Back to your statement, it just says that for a given $\epsilon$, if your $x$ and $P$ are farther away than $\epsilon/2P$ then the distance between $f(x)$ and $f(P)$ will be greater than $\epsilon$: The points farther than $\epsilon/2P$ are not close enough to one anothers to make the images at most $\epsilon$ close.
You can check the maths, like @angryavian did.

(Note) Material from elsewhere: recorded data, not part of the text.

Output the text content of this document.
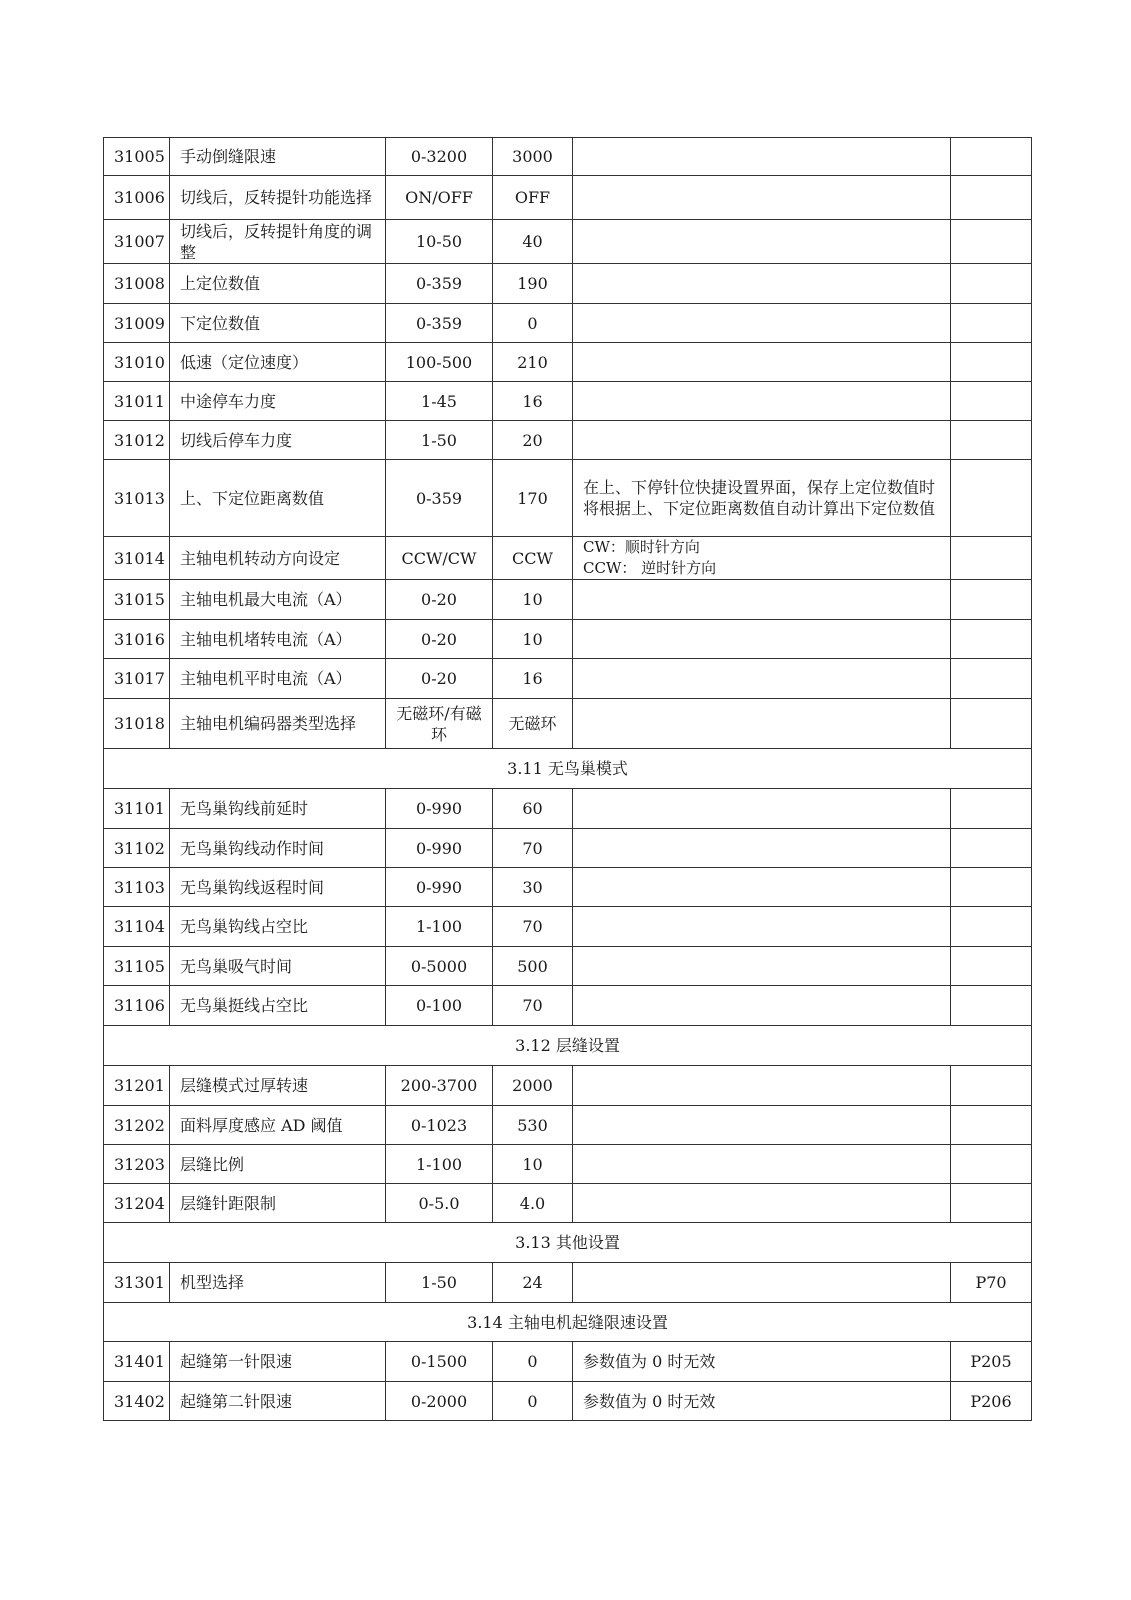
31005	手动倒缝限速	0-3200	3000		
31006	切线后，反转提针功能选择	ON/OFF	OFF		
31007	切线后，反转提针角度的调整	10-50	40		
31008	上定位数值	0-359	190		
31009	下定位数值	0-359	0		
31010	低速（定位速度）	100-500	210		
31011	中途停车力度	1-45	16		
31012	切线后停车力度	1-50	20		
31013	上、下定位距离数值	0-359	170	在上、下停针位快捷设置界面，保存上定位数值时将根据上、下定位距离数值自动计算出下定位数值	

31014	主轴电机转动方向设定	CCW/CW	CCW	CW：顺时针方向
CCW： 逆时针方向	

31015	主轴电机最大电流（A）	0-20	10		
31016	主轴电机堵转电流（A）	0-20	10		
31017	主轴电机平时电流（A）	0-20	16		
31018	主轴电机编码器类型选择	无磁环/有磁环	无磁环		
3.11 无鸟巢模式					
31101	无鸟巢钩线前延时	0-990	60		
31102	无鸟巢钩线动作时间	0-990	70		
31103	无鸟巢钩线返程时间	0-990	30		
31104	无鸟巢钩线占空比	1-100	70		
31105	无鸟巢吸气时间	0-5000	500		
31106	无鸟巢挺线占空比	0-100	70		
3.12 层缝设置					
31201	层缝模式过厚转速	200-3700	2000		
31202	面料厚度感应 AD 阈值	0-1023	530		
31203	层缝比例	1-100	10		
31204	层缝针距限制	0-5.0	4.0		
3.13 其他设置					
31301	机型选择	1-50	24		P70
3.14 主轴电机起缝限速设置					
31401	起缝第一针限速	0-1500	0	参数值为 0 时无效	P205
31402	起缝第二针限速	0-2000	0	参数值为 0 时无效	P206
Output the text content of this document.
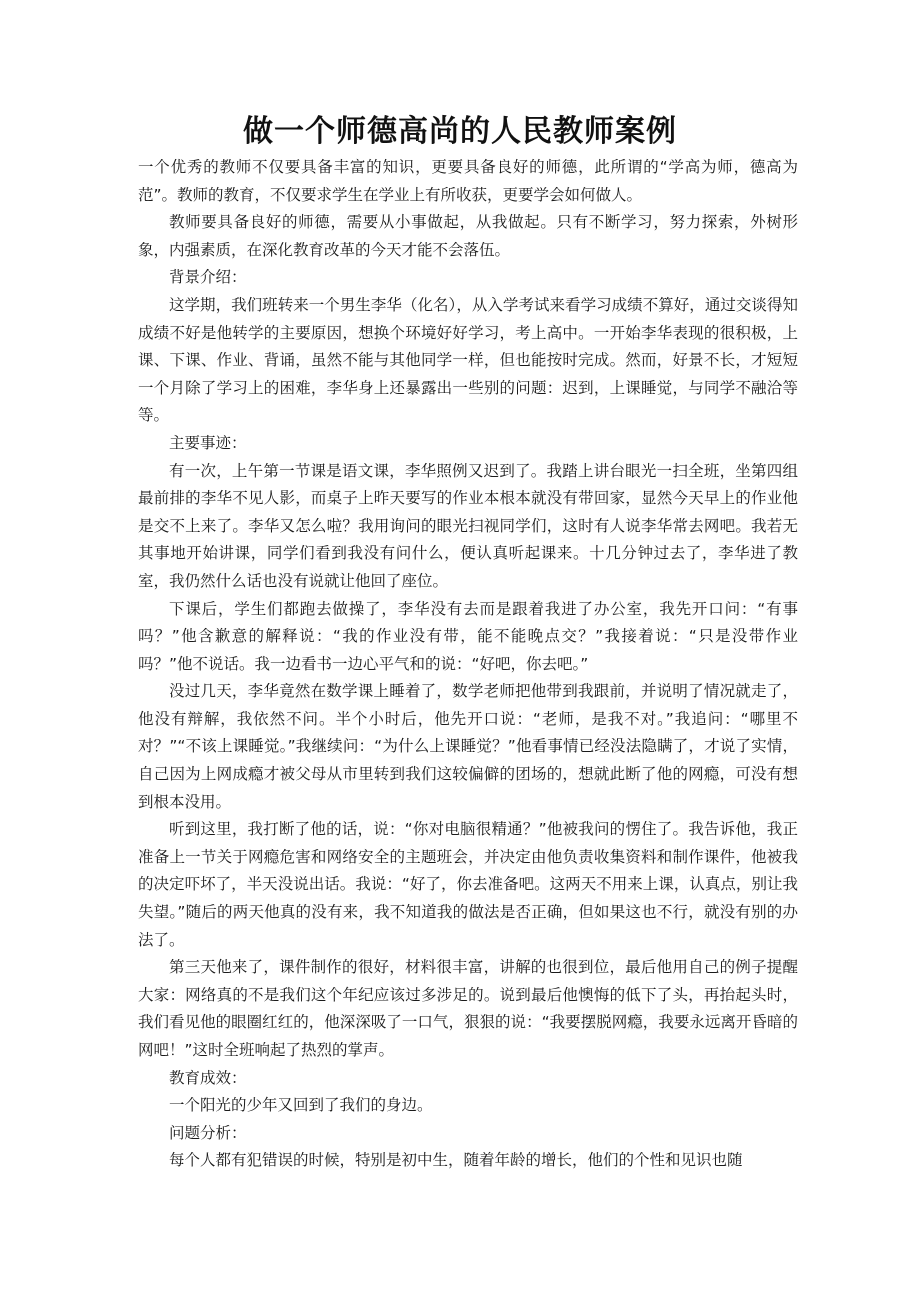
做一个师德高尚的人民教师案例

一个优秀的教师不仅要具备丰富的知识，更要具备良好的师德，此所谓的“学高为师，德高为范”。教师的教育，不仅要求学生在学业上有所收获，更要学会如何做人。

教师要具备良好的师德，需要从小事做起，从我做起。只有不断学习，努力探索，外树形象，内强素质，在深化教育改革的今天才能不会落伍。

背景介绍：

这学期，我们班转来一个男生李华（化名），从入学考试来看学习成绩不算好，通过交谈得知成绩不好是他转学的主要原因，想换个环境好好学习，考上高中。一开始李华表现的很积极，上课、下课、作业、背诵，虽然不能与其他同学一样，但也能按时完成。然而，好景不长，才短短一个月除了学习上的困难，李华身上还暴露出一些别的问题：迟到，上课睡觉，与同学不融洽等等。

主要事迹：

有一次，上午第一节课是语文课，李华照例又迟到了。我踏上讲台眼光一扫全班，坐第四组最前排的李华不见人影，而桌子上昨天要写的作业本根本就没有带回家，显然今天早上的作业他是交不上来了。李华又怎么啦？我用询问的眼光扫视同学们，这时有人说李华常去网吧。我若无其事地开始讲课，同学们看到我没有问什么，便认真听起课来。十几分钟过去了，李华进了教室，我仍然什么话也没有说就让他回了座位。

下课后，学生们都跑去做操了，李华没有去而是跟着我进了办公室，我先开口问：“有事吗？”他含歉意的解释说：“我的作业没有带，能不能晚点交？”我接着说：“只是没带作业吗？”他不说话。我一边看书一边心平气和的说：“好吧，你去吧。”

没过几天，李华竟然在数学课上睡着了，数学老师把他带到我跟前，并说明了情况就走了，他没有辩解，我依然不问。半个小时后，他先开口说：“老师，是我不对。”我追问：“哪里不对？”“不该上课睡觉。”我继续问：“为什么上课睡觉？”他看事情已经没法隐瞒了，才说了实情，自己因为上网成瘾才被父母从市里转到我们这较偏僻的团场的，想就此断了他的网瘾，可没有想到根本没用。

听到这里，我打断了他的话，说：“你对电脑很精通？”他被我问的愣住了。我告诉他，我正准备上一节关于网瘾危害和网络安全的主题班会，并决定由他负责收集资料和制作课件，他被我的决定吓坏了，半天没说出话。我说：“好了，你去准备吧。这两天不用来上课，认真点，别让我失望。”随后的两天他真的没有来，我不知道我的做法是否正确，但如果这也不行，就没有别的办法了。

第三天他来了，课件制作的很好，材料很丰富，讲解的也很到位，最后他用自己的例子提醒大家：网络真的不是我们这个年纪应该过多涉足的。说到最后他懊悔的低下了头，再抬起头时，我们看见他的眼圈红红的，他深深吸了一口气，狠狠的说：“我要摆脱网瘾，我要永远离开昏暗的网吧！”这时全班响起了热烈的掌声。

教育成效：

一个阳光的少年又回到了我们的身边。

问题分析：

每个人都有犯错误的时候，特别是初中生，随着年龄的增长，他们的个性和见识也随
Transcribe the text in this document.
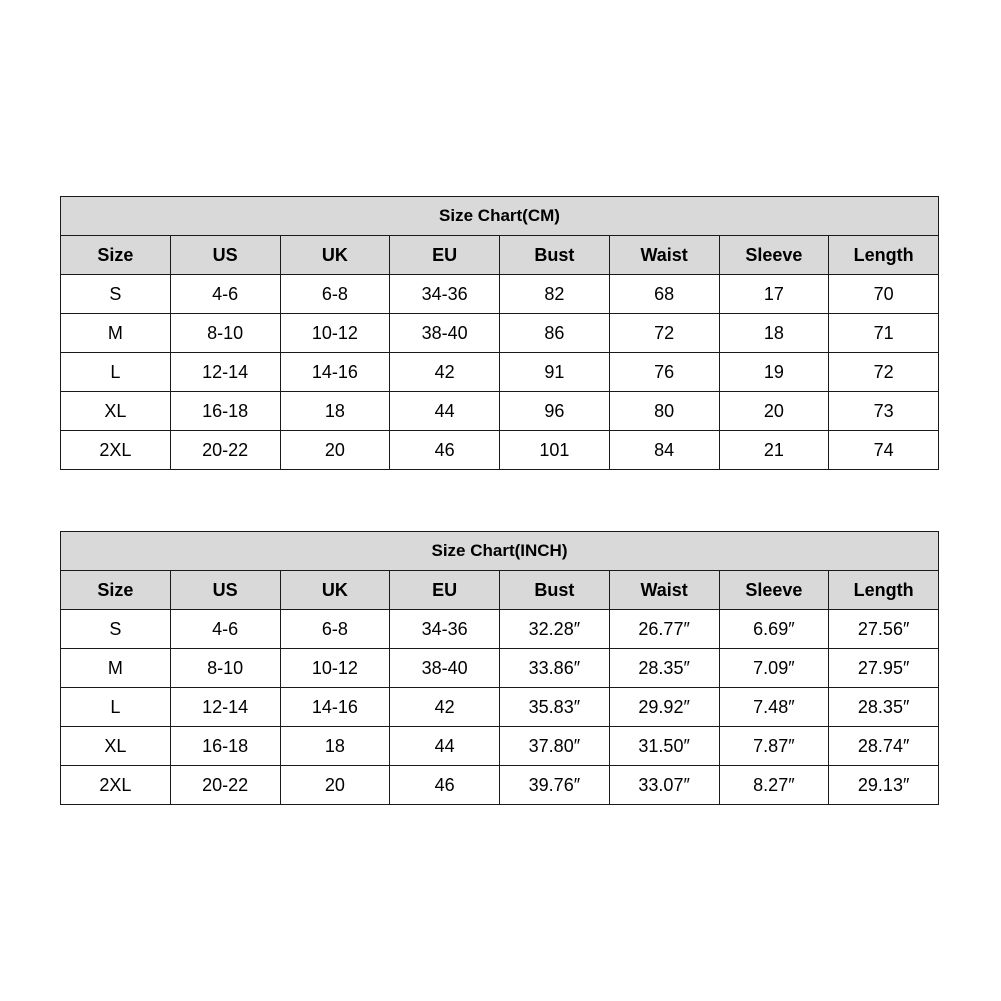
Size Chart(CM)							
Size	US	UK	EU	Bust	Waist	Sleeve	Length
S	4-6	6-8	34-36	82	68	17	70
M	8-10	10-12	38-40	86	72	18	71
L	12-14	14-16	42	91	76	19	72
XL	16-18	18	44	96	80	20	73
2XL	20-22	20	46	101	84	21	74
Size Chart(INCH)							
Size	US	UK	EU	Bust	Waist	Sleeve	Length
S	4-6	6-8	34-36	32.28″	26.77″	6.69″	27.56″
M	8-10	10-12	38-40	33.86″	28.35″	7.09″	27.95″
L	12-14	14-16	42	35.83″	29.92″	7.48″	28.35″
XL	16-18	18	44	37.80″	31.50″	7.87″	28.74″
2XL	20-22	20	46	39.76″	33.07″	8.27″	29.13″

Pick $\epsilon > 0$,if we have
$$ |x-P|> \epsilon/2P $$
It means that
$$ |x^2-P^2| = |(x-P)(x+P)| = |x-P|(x+P)$$
Then
$$|x^2-P^2| = |x-P|(x+P)> \epsilon(x+P)/2P$$
it is quite clear that if $x>P$, $|x^2-P^2| > \epsilon$ the images are further away than we want them (namely at most $\epsilon$). It means $\epsilon/2P$ is too big of a $\delta$ for $\epsilon$.
$|x-P|<\delta=\epsilon/(2P+1)$ does the job because for small $\epsilon$ :
$$ |x-P|<\delta=\epsilon/(2P+1) $$
means
$$|x^2-P^2|<\epsilon(x+P)/(2P+1)<\epsilon\frac{2P+\epsilon/(2P+1)}{2P+1}$$
We obtain for $\epsilon$ small enough
$$|x^2-P^2|<\epsilon$$
meaning the "job" is done
Uniform continuity means there is a $\delta$ that does not depend on $P$. If $f$ is uniformly continuous, the required proximity between $x$ and $P$ can depend only on $\epsilon$ no matter where $P$ is. Intuitively, you can see why it is not true for $x^2$ on $\mathbb{R}$